3. **Experimental results**: Construct a new dataset containing 10 books and 8 relations, and show the significant advantages of the L3X method over the LLM - only baseline method in the experiment.
### Key technical details:
- **Recall - oriented generation**:
- **Direct prompting**: Use the book title, topic, and relation as inputs to directly prompt LLM to generate an initial object list.
- **Retrieval**: Use sparse or dense retrievers to retrieve a large number of relevant paragraphs from long texts.
- **Re - ranking**: Re - rank paragraphs according to methods such as named - entity mention frequency, diverse selection, and pseudo - relevant feedback.
- **Batching**: Group paragraphs with similar entity references or narratives to provide semantically coherent inputs to LLM.
- **Iteration**: Analyze the paragraph pool, re - prioritize, and iterate the above steps to improve the recall rate.
- **Precision - oriented review**:
- **Evidence retrieval**: Search the entire document to find text fragments that support SPO triples.
- **Classifier**: Design multiple classifiers, including score - based thresholds, confidence extraction, predicate - specific classifiers, and discriminant classifiers, to verify and prune object candidates.
### Experimental setup and evaluation metrics:
- **Dataset**: Construct a new dataset containing 10 popular novels and entire book series, with a total of about 16,000 pages, covering about 4,000 entities and about 7,300 aliases.

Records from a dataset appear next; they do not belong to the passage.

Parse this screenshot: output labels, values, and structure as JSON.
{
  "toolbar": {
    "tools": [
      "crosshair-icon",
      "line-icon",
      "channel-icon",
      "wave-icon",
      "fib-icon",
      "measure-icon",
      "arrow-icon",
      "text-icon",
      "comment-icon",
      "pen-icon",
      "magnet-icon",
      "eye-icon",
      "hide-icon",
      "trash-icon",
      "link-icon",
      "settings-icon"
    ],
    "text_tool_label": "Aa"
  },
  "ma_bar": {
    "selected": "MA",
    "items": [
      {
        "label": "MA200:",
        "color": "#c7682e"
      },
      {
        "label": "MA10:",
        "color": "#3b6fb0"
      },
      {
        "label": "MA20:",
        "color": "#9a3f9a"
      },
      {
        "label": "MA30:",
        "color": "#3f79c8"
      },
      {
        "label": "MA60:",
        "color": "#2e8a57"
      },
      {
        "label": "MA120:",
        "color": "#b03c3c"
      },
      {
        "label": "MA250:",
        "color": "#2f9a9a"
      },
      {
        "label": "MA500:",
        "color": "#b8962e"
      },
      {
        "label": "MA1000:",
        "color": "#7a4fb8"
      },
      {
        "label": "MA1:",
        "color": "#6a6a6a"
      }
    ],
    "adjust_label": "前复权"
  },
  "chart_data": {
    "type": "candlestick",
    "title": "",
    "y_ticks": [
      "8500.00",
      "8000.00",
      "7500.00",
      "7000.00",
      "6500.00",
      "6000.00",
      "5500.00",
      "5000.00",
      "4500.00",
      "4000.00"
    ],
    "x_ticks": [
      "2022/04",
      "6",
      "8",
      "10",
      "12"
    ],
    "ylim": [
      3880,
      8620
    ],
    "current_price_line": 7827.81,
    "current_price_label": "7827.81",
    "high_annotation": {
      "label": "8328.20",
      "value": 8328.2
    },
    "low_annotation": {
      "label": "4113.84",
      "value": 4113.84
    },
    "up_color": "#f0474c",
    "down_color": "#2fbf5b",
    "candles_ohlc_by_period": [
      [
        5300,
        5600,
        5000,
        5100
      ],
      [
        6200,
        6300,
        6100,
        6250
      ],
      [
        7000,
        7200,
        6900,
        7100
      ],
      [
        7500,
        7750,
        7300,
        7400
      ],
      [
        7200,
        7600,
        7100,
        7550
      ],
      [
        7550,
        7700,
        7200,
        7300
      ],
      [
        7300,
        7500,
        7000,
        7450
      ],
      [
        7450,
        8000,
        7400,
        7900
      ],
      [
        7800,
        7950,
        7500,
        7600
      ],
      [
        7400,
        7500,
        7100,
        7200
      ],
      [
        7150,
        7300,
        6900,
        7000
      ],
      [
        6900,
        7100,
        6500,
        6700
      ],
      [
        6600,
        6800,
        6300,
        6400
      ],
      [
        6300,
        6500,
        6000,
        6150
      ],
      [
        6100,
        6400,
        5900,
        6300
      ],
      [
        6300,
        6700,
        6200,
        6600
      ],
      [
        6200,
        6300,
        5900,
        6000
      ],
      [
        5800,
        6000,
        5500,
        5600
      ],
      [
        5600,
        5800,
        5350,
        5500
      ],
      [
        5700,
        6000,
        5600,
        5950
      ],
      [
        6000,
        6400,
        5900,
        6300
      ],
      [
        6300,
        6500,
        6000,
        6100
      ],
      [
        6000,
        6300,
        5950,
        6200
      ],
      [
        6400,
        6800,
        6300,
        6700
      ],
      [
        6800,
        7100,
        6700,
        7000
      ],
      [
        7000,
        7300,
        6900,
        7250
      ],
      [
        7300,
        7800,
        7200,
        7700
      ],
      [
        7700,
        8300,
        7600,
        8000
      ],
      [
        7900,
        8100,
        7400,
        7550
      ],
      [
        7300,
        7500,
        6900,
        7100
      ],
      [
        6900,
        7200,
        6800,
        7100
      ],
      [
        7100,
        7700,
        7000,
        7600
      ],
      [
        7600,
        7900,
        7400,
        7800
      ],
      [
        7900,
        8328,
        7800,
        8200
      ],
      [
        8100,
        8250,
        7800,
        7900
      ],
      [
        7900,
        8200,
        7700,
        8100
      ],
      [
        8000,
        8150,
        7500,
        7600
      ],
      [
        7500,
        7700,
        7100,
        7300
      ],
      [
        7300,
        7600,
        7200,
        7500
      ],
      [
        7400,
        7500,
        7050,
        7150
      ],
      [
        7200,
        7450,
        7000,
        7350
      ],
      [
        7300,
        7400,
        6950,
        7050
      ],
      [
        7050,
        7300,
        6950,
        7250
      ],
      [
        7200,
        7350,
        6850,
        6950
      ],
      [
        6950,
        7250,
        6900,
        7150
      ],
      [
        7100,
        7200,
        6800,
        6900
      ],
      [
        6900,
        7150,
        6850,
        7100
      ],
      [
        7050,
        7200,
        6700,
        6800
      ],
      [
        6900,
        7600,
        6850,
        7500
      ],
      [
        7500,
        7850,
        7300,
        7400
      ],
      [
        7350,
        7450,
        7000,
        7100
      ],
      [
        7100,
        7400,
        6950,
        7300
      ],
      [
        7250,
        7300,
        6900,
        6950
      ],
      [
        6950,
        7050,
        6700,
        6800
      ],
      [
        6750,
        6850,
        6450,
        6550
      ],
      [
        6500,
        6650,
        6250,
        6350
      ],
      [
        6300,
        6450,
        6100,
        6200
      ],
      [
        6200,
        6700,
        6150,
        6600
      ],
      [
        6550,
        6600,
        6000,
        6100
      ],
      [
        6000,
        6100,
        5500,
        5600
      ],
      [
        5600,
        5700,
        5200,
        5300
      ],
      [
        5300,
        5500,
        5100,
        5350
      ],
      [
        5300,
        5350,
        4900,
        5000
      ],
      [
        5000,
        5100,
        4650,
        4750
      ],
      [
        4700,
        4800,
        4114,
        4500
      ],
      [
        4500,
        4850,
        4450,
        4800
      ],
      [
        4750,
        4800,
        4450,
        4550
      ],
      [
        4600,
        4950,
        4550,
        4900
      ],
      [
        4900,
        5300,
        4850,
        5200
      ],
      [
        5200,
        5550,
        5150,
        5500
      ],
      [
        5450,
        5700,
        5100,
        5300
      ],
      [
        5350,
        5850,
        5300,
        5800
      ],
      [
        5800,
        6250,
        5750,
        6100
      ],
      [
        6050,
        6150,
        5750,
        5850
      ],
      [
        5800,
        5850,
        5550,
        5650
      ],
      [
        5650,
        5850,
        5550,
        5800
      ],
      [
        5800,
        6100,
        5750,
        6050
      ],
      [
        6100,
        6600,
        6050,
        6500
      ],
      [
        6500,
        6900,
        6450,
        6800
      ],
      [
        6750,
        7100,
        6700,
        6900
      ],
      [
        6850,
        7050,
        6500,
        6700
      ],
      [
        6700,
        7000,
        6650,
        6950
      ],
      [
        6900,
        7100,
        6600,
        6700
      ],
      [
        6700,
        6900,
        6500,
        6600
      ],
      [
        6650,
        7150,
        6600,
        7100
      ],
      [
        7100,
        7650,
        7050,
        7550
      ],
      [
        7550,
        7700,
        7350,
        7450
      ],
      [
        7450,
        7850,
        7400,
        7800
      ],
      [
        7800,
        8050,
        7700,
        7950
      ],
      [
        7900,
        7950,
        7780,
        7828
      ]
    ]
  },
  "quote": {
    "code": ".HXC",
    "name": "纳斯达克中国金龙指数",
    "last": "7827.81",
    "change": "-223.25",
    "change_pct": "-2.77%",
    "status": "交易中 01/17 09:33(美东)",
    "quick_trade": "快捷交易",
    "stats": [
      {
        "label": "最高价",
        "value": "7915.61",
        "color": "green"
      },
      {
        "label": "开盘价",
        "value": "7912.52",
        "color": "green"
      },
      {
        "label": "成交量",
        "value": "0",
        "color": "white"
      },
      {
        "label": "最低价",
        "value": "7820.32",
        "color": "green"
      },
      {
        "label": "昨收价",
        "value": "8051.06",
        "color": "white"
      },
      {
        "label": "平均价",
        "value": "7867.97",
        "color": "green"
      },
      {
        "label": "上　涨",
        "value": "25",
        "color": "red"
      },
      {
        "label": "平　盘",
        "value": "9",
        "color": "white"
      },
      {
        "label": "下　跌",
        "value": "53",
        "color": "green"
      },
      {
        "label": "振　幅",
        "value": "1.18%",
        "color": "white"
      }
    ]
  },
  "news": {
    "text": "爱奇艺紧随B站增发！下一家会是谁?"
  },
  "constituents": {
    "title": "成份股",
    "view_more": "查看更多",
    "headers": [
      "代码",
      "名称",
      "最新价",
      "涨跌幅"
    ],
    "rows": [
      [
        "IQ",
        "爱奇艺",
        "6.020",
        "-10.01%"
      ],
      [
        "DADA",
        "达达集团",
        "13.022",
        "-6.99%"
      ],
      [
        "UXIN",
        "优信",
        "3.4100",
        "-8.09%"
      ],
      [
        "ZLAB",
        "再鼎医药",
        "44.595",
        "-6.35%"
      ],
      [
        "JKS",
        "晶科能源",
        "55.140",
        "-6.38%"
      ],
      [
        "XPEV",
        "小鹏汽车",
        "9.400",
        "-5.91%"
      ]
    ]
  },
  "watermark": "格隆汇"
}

- **Evaluation metrics**: Mainly focus on Recall@Precision (R@P), especially R@P50 and R@P80, as well as other absolute precision and recall metrics.
### Main findings:
- **Recall rate improvement**: The L3X method significantly improves the recall rate in the first stage, up to 75%, while the recall rate of the LLM - only baseline method is about 50%.
- **Precision optimization**: Through the precision - oriented review in the second stage, the L3X method improves precision while maintaining a high recall rate, especially performing excellently in the R@P50 and R@P80 metrics.
In conclusion, this paper proposes an effective method to solve the challenge of extracting long object lists from long documents, providing new ideas and technical means for research in the field of information extraction.